Avec une chute de moitié de leurs ventes d'appareils photo en moins de cinq ans, les sept grands groupes japonais du secteur de l'image numérique vivent un véritable drame dont le coupable est tout désigné: le téléphone intelligent.

Peu importe que leur marque et leur longue expérience soient encore un gage de qualité, les Nikon, Canon, Sony ou Olympus souffrent durement depuis que les mobiles intègrent une fonction appareil photo.

Car pour le consommateur lambda, même si les images prises avec un téléphone intelligent n'égalent pas celles immortalisées par un boîtier reflex dédié, c'est largement suffisant dans la plupart des cas.

De plus, entre téléphones intelligents et appareils numériques compacts d'entrée de gamme, si hier «il n'y avait pas photo» --le compact l'emportait largement--, aujourd'hui, c'est pour ainsi dire du pareil au même. Difficile de lutter, même si «on essaie de trouver des fonctions particulières que ne sont pas encore à même de réaliser les téléphones intelligents», expliquait récemment à l'AFP une porte-parole de Casio, premier groupe à avoir mis sur le marché en 1995 un appareil photo numérique à écran à cristaux liquides (LCD).

Selon les prévisions de ventes établies par Canon, Nikon, Sony, Fujifilm, Panasonic, Olympus et Casio, leurs ventes, tous modèles confondus, plafonneront à 48 millions d'exemplaires au cours des douze mois compris entre avril 2014 et mars 2015, deux fois moins que lors du pic atteint en 2010-2011.

«Les conditions du marché des appareils à objectif interchangeables se sont dégradées et le marché des compacts s'est considérablement rétréci», a regretté Nikon en présentant ses résultats annuels.

Le déclin est tel qu'Olympus a abandonné les modèles compacts pour ne plus se consacrer qu'aux boîtiers dits hybrides sans miroir, un compromis entre compacts et encombrants reflex, qui ont le vent en poupe auprès du grand public.

S'échapper par le haut

Fujifilm, dont les ventes devraient chuter de plus de moitié cette année comparées à l'an passé, est sur la même tendance. Il cherche désormais surtout à cultiver la passion de photographes amateurs qui exigent d'un appareil photo une qualité et une latitude de réglages que n'autorisent pas (ou pas encore) les téléphones intelligents. Avec une gamme de produits léchés, Fujifilm vend moins, mais a au moins la satisfaction de ne pas se battre contre des moulins à vent.

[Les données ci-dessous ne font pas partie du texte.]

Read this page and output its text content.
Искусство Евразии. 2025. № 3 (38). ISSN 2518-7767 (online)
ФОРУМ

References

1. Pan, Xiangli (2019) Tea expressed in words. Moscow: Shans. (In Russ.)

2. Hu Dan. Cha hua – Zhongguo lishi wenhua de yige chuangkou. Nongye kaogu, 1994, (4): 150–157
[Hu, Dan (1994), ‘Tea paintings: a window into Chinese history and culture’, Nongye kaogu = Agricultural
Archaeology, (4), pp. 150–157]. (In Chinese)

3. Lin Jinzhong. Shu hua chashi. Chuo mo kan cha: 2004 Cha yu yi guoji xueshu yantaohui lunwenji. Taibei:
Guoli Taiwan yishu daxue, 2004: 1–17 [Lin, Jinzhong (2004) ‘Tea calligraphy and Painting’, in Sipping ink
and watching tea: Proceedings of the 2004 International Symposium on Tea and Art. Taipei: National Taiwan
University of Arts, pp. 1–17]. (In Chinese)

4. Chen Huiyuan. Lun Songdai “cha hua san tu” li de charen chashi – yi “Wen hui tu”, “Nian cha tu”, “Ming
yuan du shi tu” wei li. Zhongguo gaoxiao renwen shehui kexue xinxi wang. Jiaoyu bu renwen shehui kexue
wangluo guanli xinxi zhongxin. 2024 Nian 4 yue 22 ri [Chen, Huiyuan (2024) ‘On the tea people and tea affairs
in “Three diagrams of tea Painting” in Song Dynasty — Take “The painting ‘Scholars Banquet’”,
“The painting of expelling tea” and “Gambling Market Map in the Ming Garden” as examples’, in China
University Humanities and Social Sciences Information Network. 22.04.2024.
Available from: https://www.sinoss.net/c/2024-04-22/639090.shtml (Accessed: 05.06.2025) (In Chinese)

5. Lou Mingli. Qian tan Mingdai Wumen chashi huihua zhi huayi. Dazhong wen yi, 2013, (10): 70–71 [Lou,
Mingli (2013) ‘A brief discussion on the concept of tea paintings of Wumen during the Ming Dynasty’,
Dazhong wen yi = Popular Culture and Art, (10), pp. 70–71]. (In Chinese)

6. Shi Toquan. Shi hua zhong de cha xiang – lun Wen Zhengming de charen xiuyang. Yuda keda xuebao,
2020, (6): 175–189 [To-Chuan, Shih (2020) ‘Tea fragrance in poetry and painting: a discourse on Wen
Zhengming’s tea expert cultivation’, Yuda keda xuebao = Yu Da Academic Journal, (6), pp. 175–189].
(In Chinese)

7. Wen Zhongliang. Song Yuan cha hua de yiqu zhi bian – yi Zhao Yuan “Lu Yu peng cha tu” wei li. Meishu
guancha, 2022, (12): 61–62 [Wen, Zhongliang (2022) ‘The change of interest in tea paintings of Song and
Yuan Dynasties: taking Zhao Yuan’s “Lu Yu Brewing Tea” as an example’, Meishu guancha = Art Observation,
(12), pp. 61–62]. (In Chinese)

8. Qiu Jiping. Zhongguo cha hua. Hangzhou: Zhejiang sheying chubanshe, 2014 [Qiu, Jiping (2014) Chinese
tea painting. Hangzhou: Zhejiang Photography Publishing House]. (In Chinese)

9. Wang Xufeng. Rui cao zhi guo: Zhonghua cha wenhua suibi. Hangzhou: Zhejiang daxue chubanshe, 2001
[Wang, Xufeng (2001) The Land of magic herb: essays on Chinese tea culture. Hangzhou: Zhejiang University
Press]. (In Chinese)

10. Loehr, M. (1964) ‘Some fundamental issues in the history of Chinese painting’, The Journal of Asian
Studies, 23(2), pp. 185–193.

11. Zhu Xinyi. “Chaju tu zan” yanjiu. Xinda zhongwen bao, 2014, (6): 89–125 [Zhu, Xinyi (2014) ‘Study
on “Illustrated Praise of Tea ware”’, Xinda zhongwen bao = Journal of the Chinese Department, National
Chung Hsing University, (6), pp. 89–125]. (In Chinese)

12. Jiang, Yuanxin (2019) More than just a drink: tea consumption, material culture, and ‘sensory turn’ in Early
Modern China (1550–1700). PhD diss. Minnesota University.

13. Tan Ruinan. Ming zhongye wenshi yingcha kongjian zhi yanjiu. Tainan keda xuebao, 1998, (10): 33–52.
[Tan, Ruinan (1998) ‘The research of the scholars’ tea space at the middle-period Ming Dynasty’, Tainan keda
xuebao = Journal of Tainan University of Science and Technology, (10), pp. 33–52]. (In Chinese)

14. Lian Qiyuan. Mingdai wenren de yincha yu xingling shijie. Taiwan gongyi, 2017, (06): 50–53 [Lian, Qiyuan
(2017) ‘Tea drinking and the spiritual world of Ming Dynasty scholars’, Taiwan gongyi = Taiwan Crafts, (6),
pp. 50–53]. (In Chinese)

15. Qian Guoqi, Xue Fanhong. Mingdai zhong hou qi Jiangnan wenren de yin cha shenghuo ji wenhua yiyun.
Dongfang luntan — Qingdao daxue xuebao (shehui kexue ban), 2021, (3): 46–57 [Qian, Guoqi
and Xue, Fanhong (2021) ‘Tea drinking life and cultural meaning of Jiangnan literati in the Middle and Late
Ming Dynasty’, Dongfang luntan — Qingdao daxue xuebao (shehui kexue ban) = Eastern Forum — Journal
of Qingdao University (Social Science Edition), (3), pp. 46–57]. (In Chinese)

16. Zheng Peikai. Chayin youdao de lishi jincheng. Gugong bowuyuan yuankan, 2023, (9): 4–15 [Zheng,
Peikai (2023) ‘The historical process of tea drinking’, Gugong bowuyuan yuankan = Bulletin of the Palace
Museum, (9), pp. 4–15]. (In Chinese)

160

Sony, troisième du secteur derrière Canon et Nikon, est lui un tantinet en porte à faux, car il est l'un des plus actifs fabricants de téléphones intelligents équipés de fonctions photo avancées et est en plus le pourvoyeur d'une importante quantité de capteurs CMOS de modules caméra pour les téléphones intelligents d'autres marques.

Logé à la même enseigne que ses compatriotes, il est lui aussi obligé de se démarquer par le haut avec ses appareils photo et met donc l'accent sur les hybrides sans miroir et reflex, avec un relatif succès puisque ses appareils, dont la technologie est en partie héritée de Minolta, ont très bonne presse.

Canon et Nikon, les deux grands noms de la photo, subissent eux une chute moins sévère, car leur marque les aide encore à capter une bonne part du marché mondial des compacts et ils ont aussi très vite proposé une gamme étendue de modèles reflex pour amateurs avertis et professionnels.

«Au premier trimestre 2014, même si le volume de ventes des modèles compacts a baissé, ceux qui ont des fonctions avancées, tel un puissant zoom, ont augmenté», souligne Canon qui reconnaît quand même que «le marché se réduit tant dans les pays riches que dans les nations émergentes».

Canon juge que le potentiel de vente des modèles de base est mangé par les téléphones intelligents, mais qu'il y a de la marge de progression non seulement pour les reflex sans miroir, mais aussi pour les compacts intégrant des particularités que les mobiles n'ont pas encore. Nikon et Casio partagent cet avis et c'est pourquoi ces groupes sortent des compacts avec des fonctions attrayantes comme «l'autoportrait», la prise en rafale ou des zooms optiques phénoménaux (jusqu'à 60 fois).